Dr E. (Elena) Kantorowicz-Rezncichenko
Erasmus School of Law
Don’t mess with my mind: behavioural insights in policy making
Policy-makers around the world are increasingly using findings from behavioural sciences about human decision-making to improve regulations. However, those methods are criticised for being covert and influencing people’s behaviour without their awareness. Dr Elena Kantorowicz-Rezncichenko will investigate whether behaviourally informed policies (‘nudges’ in particular) can be made transparent and at the same time effective. Using experimental methods, she will be paying specific attention to the impact of transparency on the effectiveness of different ‘nudges’.
Dr ir. P. (Pieter) Kruizinga
Erasmus MC, Department of Neuroscience
Visualising the brain with echography
As you read this text, a range of blood flows in your brain ensure that your language centres are supplied with sufficient oxygen to understand these words. Dr ir. Pieter Kruizinga’s research focuses on how these changes in blood flows can be visualised. He wants to use these visualisations to gain a better understanding of the intriguing processes that take place in our brain. Ultimately, he hopes to develop this technology to the point where we can look straight through the skull and learn new things about our brain and conditions like brain tumours and dementia.
Dr C. (Chen) Li
Erasmus School of Economics
How is trust lost and how to find it back?
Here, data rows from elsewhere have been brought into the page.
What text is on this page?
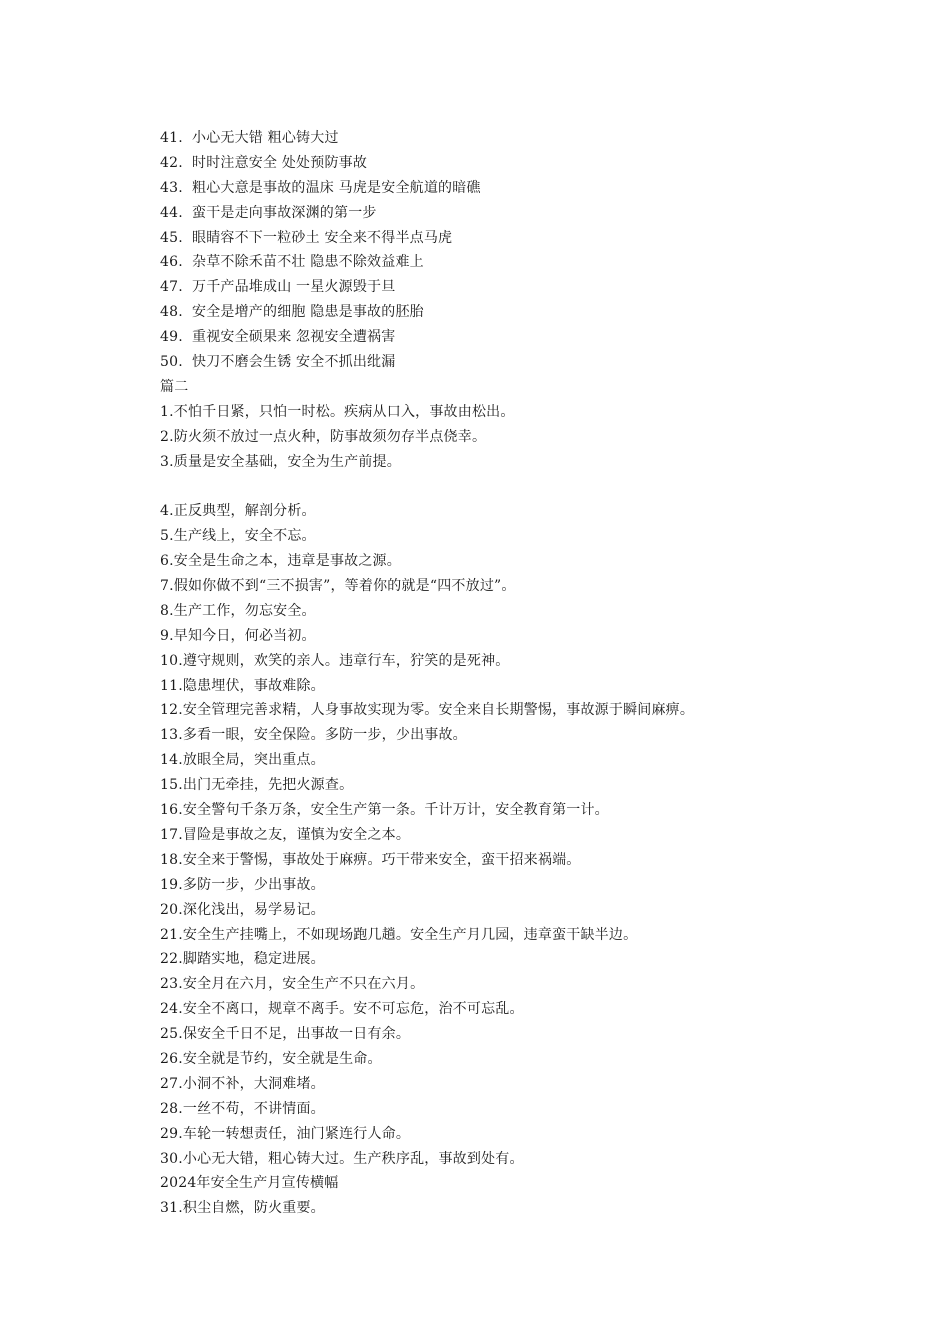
41. 小心无大错 粗心铸大过
42. 时时注意安全 处处预防事故
43. 粗心大意是事故的温床 马虎是安全航道的暗礁
44. 蛮干是走向事故深渊的第一步
45. 眼睛容不下一粒砂土 安全来不得半点马虎
46. 杂草不除禾苗不壮 隐患不除效益难上
47. 万千产品堆成山 一星火源毁于旦
48. 安全是增产的细胞 隐患是事故的胚胎
49. 重视安全硕果来 忽视安全遭祸害
50. 快刀不磨会生锈 安全不抓出纰漏
篇二
1.不怕千日紧，只怕一时松。疾病从口入，事故由松出。
2.防火须不放过一点火种，防事故须勿存半点侥幸。
3.质量是安全基础，安全为生产前提。
4.正反典型，解剖分析。
5.生产线上，安全不忘。
6.安全是生命之本，违章是事故之源。
7.假如你做不到“三不损害”，等着你的就是“四不放过”。
8.生产工作，勿忘安全。
9.早知今日，何必当初。
10.遵守规则，欢笑的亲人。违章行车，狞笑的是死神。
11.隐患埋伏，事故难除。
12.安全管理完善求精，人身事故实现为零。安全来自长期警惕，事故源于瞬间麻痹。
13.多看一眼，安全保险。多防一步，少出事故。
14.放眼全局，突出重点。
15.出门无牵挂，先把火源查。
16.安全警句千条万条，安全生产第一条。千计万计，安全教育第一计。
17.冒险是事故之友，谨慎为安全之本。
18.安全来于警惕，事故处于麻痹。巧干带来安全，蛮干招来祸端。
19.多防一步，少出事故。
20.深化浅出，易学易记。
21.安全生产挂嘴上，不如现场跑几趟。安全生产月几园，违章蛮干缺半边。
22.脚踏实地，稳定进展。
23.安全月在六月，安全生产不只在六月。
24.安全不离口，规章不离手。安不可忘危，治不可忘乱。
25.保安全千日不足，出事故一日有余。
26.安全就是节约，安全就是生命。
27.小洞不补，大洞难堵。
28.一丝不苟，不讲情面。
29.车轮一转想责任，油门紧连行人命。
30.小心无大错，粗心铸大过。生产秩序乱，事故到处有。
2024年安全生产月宣传横幅
31.积尘自燃，防火重要。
This project adopts the behavioural economics approach to identify and reduce decision biases that can undermine the maintenance of trust in a society. Trust is an important social lubricant. As desirable as it is, trusting others involves the uncertainty of possible betrayal – making it a difficult decision. Dr Chen Li analyses how individuals’ biases towards the uncertainties that underlie trust decisions affect the long-term maintenance of trust in a society. Her research enhances trust maintenance by proposing and evaluating interventions that can reduce these biases.
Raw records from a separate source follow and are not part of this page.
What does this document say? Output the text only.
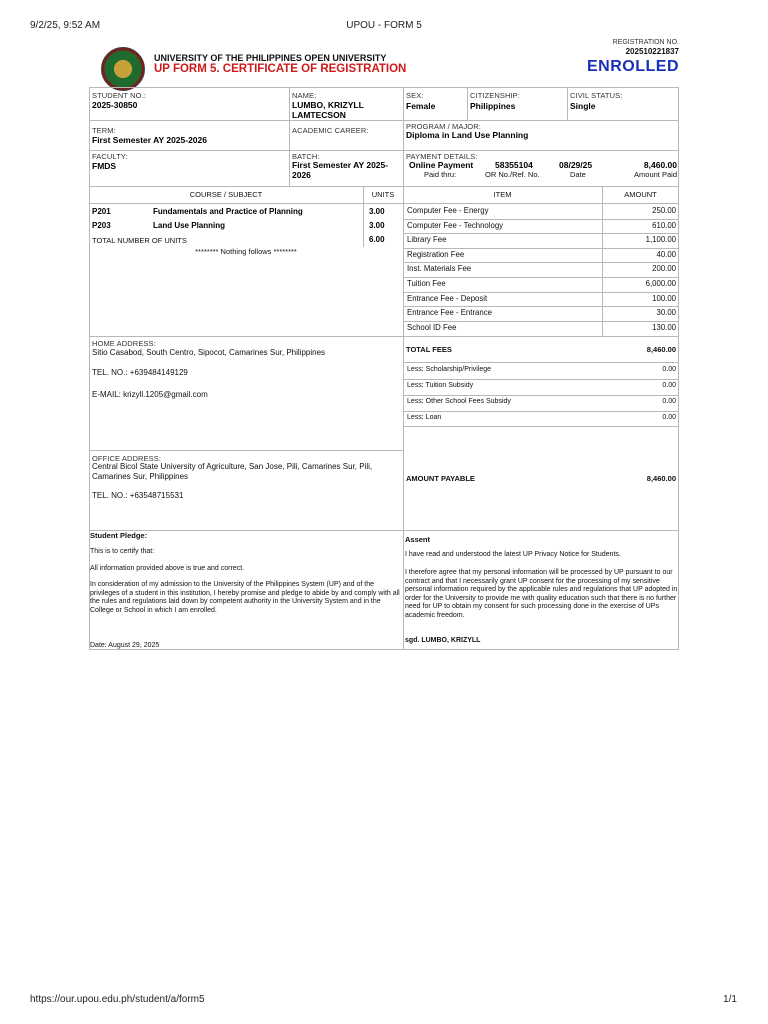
9/2/25, 9:52 AM	UPOU - FORM 5
https://our.upou.edu.ph/student/a/form5	1/1
UNIVERSITY OF THE PHILIPPINES OPEN UNIVERSITY
UP FORM 5. CERTIFICATE OF REGISTRATION
REGISTRATION NO.
202510221837
ENROLLED
STUDENT NO.:
2025-30850
NAME:
LUMBO, KRIZYLL LAMTECSON
SEX:
Female
CITIZENSHIP:
Philippines
CIVIL STATUS:
Single
PROGRAM / MAJOR:
Diploma in Land Use Planning
TERM:
First Semester AY 2025-2026
ACADEMIC CAREER:
FACULTY:
FMDS
BATCH:
First Semester AY 2025-2026
PAYMENT DETAILS:
Online Payment	58355104	08/29/25	8,460.00
Paid thru:	OR No./Ref. No.	Date	Amount Paid
COURSE / SUBJECT	UNITS
P201	Fundamentals and Practice of Planning	3.00
P203	Land Use Planning	3.00
TOTAL NUMBER OF UNITS	6.00
******** Nothing follows ********
ITEM	AMOUNT
Computer Fee - Energy	250.00
Computer Fee - Technology	610.00
Library Fee	1,100.00
Registration Fee	40.00
Inst. Materials Fee	200.00
Tuition Fee	6,000.00
Entrance Fee - Deposit	100.00
Entrance Fee - Entrance	30.00
School ID Fee	130.00
TOTAL FEES	8,460.00
Less: Scholarship/Privilege	0.00
Less: Tuition Subsidy	0.00
Less: Other School Fees Subsidy	0.00
Less: Loan	0.00
AMOUNT PAYABLE	8,460.00
HOME ADDRESS:
Sitio Casabod, South Centro, Sipocot, Camarines Sur, Philippines
TEL. NO.: +639484149129
E-MAIL: krizyll.1205@gmail.com
OFFICE ADDRESS:
Central Bicol State University of Agriculture, San Jose, Pili, Camarines Sur, Pili, Camarines Sur, Philippines
TEL. NO.: +63548715531
Student Pledge:
This is to certify that:
All information provided above is true and correct.
In consideration of my admission to the University of the Philippines System (UP) and of the privileges of a student in this institution, I hereby promise and pledge to abide by and comply with all the rules and regulations laid down by competent authority in the University System and in the College or School in which I am enrolled.
Date: August 29, 2025
Assent
I have read and understood the latest UP Privacy Notice for Students.
I therefore agree that my personal information will be processed by UP pursuant to our contract and that I necessarily grant UP consent for the processing of my sensitive personal information required by the applicable rules and regulations that UP adopted in order for the University to provide me with quality education such that there is no further need for UP to obtain my consent for such processing done in the exercise of UPs academic freedom.
sgd. LUMBO, KRIZYLL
Dr E. S. (Elena) Martens-Uzunova
Erasmus MC, Department of Urology
CARIBEAn – the Cancer Ribosomes Epitranscriptomic Atlas
As a scientist, dr Elena Martens-Uzunova believes that the better understanding of the processes that take place in healthy cells is prerequisite to the more effective detection and treatment of cancer. Her current research is focused on the protein factories of the cell, called ribosomes. She is investigating the differences between normal and cancer ribosomes and how such changes affect tumour growth and aggressiveness. The answer of these questions can be used to develop better markers and new therapeutics for prostate cancer and other malignancies.
Dr R. L. (Ryan) Muetzel
Erasmus MC, Department of Child and Adolescent Psychiatry/Psychology
Separating the signals: disentangling the effects of psychopathology on brain development
Magnetic resonance imaging (MRI) offers an unprecedented window into the developing brain, providing insight into the emergence of mental illness in children. Dr Ryan Muetzel will track deviations in neurodevelopment over time in one of the world’s largest paediatric imaging cohorts, the Generation R Study. Crucially, longitudinal structural and functional MRI will be used with machine learning to study the neural correlates of psychiatric symptoms as well as how living with mental illness can have a negative, ‘downstream’ impact on the brain.